Estamos no início dos anos 80,
núcleo Ulisses Viana, Colônia Juliano Moreira, Rio de Janeiro.
Bispo conversa com Rosângela
numa das celas-mundo. Ele queria vestir o manto sagrado e fazer
a passagem, como dizia, ao lado
da mulher para quem canalizou
afeto em meio à esquizofrenia.
O relato consta no livro de Luciana Hidalgo. Bispo brada Shakespeare, um dos autores que devorava, e abre uma das portas para seu universo paralelo: o teatro.
Duas décadas depois, quando
assistiu ao monólogo "Bispo" na
temporada carioca, a hoje psicanalista Rosângela Maria Grilo
Magalhães rememorou, emocionada, a convivência com o paciente que marcaria sua vida para
sempre, e vice-versa.
"Foi uma relação de amor? Foi
terapêutica? O espetáculo de João
Miguel não se preocupa com isso.
Mostra a transformação daquele
homem que se isolava para construir seus objetos e, de repente, se
voltou para aquele mulher que
tratava por santa. Ele fazia a barba, tomava banho, esperava por
ela. Foi uma relação transformadora", afirma Rosângela, 46, paraibana radicada no Rio.

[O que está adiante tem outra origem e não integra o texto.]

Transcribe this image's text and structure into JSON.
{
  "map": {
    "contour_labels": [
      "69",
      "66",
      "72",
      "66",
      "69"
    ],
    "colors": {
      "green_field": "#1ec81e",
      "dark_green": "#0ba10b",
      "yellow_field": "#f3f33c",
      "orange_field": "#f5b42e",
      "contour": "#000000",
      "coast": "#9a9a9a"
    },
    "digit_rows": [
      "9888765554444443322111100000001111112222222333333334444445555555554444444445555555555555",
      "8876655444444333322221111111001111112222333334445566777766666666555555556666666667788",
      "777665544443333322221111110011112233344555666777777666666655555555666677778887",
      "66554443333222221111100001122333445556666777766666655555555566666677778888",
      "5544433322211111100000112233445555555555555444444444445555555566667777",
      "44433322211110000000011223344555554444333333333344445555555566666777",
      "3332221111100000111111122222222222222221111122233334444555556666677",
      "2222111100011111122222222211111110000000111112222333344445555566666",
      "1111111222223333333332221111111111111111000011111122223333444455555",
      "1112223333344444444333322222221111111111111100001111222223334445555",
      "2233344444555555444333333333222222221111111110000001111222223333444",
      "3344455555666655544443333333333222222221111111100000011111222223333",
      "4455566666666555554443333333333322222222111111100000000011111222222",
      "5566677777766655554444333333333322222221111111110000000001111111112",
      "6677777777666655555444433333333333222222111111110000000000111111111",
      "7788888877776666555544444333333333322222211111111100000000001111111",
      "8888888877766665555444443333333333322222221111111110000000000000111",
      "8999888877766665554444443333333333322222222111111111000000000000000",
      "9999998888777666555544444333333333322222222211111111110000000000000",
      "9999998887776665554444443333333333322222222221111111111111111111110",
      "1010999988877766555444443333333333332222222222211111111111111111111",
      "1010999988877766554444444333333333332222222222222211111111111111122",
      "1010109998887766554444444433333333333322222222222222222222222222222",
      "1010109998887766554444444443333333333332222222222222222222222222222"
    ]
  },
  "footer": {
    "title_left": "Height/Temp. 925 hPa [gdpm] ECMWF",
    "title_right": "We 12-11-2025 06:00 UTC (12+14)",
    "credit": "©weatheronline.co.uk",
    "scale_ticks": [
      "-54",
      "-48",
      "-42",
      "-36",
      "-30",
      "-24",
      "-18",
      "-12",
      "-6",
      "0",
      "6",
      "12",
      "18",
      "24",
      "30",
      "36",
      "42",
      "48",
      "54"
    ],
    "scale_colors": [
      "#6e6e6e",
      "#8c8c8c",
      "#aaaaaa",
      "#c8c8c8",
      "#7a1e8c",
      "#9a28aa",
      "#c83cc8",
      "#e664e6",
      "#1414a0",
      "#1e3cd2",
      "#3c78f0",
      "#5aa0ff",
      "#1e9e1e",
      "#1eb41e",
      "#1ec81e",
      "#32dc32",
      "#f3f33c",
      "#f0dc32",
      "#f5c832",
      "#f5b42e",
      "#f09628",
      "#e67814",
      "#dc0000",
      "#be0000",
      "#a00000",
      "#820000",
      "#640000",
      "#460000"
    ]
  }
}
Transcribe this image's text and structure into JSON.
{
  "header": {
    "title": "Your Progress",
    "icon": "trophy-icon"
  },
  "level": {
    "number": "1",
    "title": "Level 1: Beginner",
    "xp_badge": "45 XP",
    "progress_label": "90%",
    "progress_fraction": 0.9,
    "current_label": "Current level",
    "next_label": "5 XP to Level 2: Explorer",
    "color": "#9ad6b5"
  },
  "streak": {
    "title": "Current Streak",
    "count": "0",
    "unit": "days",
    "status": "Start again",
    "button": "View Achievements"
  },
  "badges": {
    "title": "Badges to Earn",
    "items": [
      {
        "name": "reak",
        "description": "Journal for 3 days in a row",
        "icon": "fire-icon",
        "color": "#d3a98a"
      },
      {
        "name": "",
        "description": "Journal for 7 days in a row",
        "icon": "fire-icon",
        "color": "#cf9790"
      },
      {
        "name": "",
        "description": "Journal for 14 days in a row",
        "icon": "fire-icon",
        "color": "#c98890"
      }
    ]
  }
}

Depois de acompanhar projetos
sobre o mito no cinema ("Arthur
Bispo do Rosário - Prisioneiro da
Passagem", 1983, direção de Hugo Denizart) e no teatro ("Bispo
Jesus do Rosário", 1999, de
Moacyr Góes), Rosângela foi surpreendida pelo monólogo de Miguel, que só conheceria no dia da
estréia, no Rio.
"Ele criou um trabalho tão próximo do real que as pessoas achavam que havíamos conversado.
Fiquei impressionada com sua
sensibilidade. Eu via o Bispo no
olhar dele em cena", diz a psicanalista, que também prepara um
livro, "Eu e o Bispo", título provisório, a sair pela editora Dante.
Antes de conhecer a Colônia Juliano Moreira, em Jacarepaguá,
João Miguel frequentou o hospício homônimo instalado em Salvador, onde nasceu.
Ensaiou várias vezes entre os internos da instituição baiana. Cristalizou ali a idéia das fitas e cordas, o desfiar do mundo sustentado pela arte-sucata.
Transcendência
"Bispo" abre o céu. Miguel passa boa parte do espetáculo metido
no manto sagrado. "No final, imaginamos fazer a tal passagem profetizada, talvez a transcendência
da catalogação da loucura para o
nível da lucidez do personagem",
afirma Miguel.
O trânsito do seu palhaço Magal
para os desígnios da fé e da visceralidade artística de Arthur Bispo
do Rosário foi natural.
"Eu sempre digo que minha
praia é a criança, o velho e o louco.
O velho provoca a morte, a loucura nos é inerente e a criança é a
memória viva."
É assim que Miguel vem abrindo passagem para o seu teatro. "O
ator é um buscador, aquele cabra
que busca conhecimento de verdade, não a mera teoria; o cabra
que está instigado, que se faz perguntas. Cada um tem o seu caminho, não acredito em uma única
verdade no trabalho de ator", afirma.
(VALMIR SANTOS)
BISPO. Texto e direção: Edgard Navarro e João Miguel. Com: João Miguel. Onde:
Sesc Belenzinho - galpão 1 (av. Álvaro
Ramos, 915, Quarta Parada, SP, tel. 0/xx/
11/6602-3700). 80 lugares. Quando:
estréia no sáb., às 20h30; sáb. e dom., às
20h30. Até 25/5. 50 min. Quanto: R$ 15.